Reactive metabolite screening is a crucial aspect of drug development and toxicology research. It involves the identification and assessment of potentially toxic metabolites, which are produced when drugs or other xenobiotics are metabolized by the body. Reactive metabolites are capable of reacting with biological macromolecules, such as DNA, RNA, or proteins, leading to potential toxicities or mutagenic effects, including DNA damage, protein modification, and lipid peroxidation. Therefore, it is essential to identify and evaluate these metabolites to avoid potential safety concerns in later stages of development.

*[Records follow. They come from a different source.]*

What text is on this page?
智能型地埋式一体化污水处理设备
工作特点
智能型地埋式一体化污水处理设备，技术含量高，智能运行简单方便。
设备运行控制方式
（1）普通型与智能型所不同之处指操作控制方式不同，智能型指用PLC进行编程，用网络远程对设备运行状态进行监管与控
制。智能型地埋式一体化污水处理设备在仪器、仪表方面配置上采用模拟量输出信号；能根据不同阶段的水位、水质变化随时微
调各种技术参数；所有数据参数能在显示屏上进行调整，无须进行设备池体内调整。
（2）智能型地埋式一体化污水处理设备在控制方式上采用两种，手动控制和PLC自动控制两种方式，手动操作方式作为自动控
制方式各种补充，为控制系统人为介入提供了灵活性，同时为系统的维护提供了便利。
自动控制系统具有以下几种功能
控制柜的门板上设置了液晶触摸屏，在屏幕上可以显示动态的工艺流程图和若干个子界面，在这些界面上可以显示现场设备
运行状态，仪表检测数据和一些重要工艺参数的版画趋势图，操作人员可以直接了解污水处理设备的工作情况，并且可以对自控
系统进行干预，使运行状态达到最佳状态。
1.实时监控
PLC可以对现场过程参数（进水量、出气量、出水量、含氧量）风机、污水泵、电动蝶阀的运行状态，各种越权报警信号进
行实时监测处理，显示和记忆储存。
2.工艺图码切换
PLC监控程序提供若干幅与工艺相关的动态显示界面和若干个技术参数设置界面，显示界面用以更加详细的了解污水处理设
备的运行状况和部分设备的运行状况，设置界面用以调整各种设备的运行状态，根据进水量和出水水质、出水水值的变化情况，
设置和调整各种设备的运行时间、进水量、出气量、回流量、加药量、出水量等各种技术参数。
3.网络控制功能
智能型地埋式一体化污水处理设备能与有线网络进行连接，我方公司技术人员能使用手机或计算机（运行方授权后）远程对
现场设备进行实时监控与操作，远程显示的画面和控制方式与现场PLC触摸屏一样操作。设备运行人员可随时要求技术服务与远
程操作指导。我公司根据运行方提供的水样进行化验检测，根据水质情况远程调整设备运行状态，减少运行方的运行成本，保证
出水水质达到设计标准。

Fig.1 The toxicities of reactive metabolites.1
A reactive metabolite screening assay involves incubating the drug with liver microsomes or hepatocytes and then measuring the formation of reactive metabolites using various analytical techniques. At Creative Biolabs, our team of experts utilizes state-of-the-art technology and methods to screen for reactive metabolites. We offer a range of assays, including glutathione trapping assay, cysteine trapping assay, cyanide trapping assay, and stable isotope labeling approaches, to comprehensively evaluate the potential for reactive metabolite formation. These assays allow us to detect and quantify reactive metabolites formed during the incubation of drugs with liver microsomes or hepatocytes. By screening for reactive metabolites, we aim to assess the potential safety risks associated with a drug candidate. Our assays provide valuable insights into the metabolic fate of drugs and identify any potential toxicities that may arise during their use.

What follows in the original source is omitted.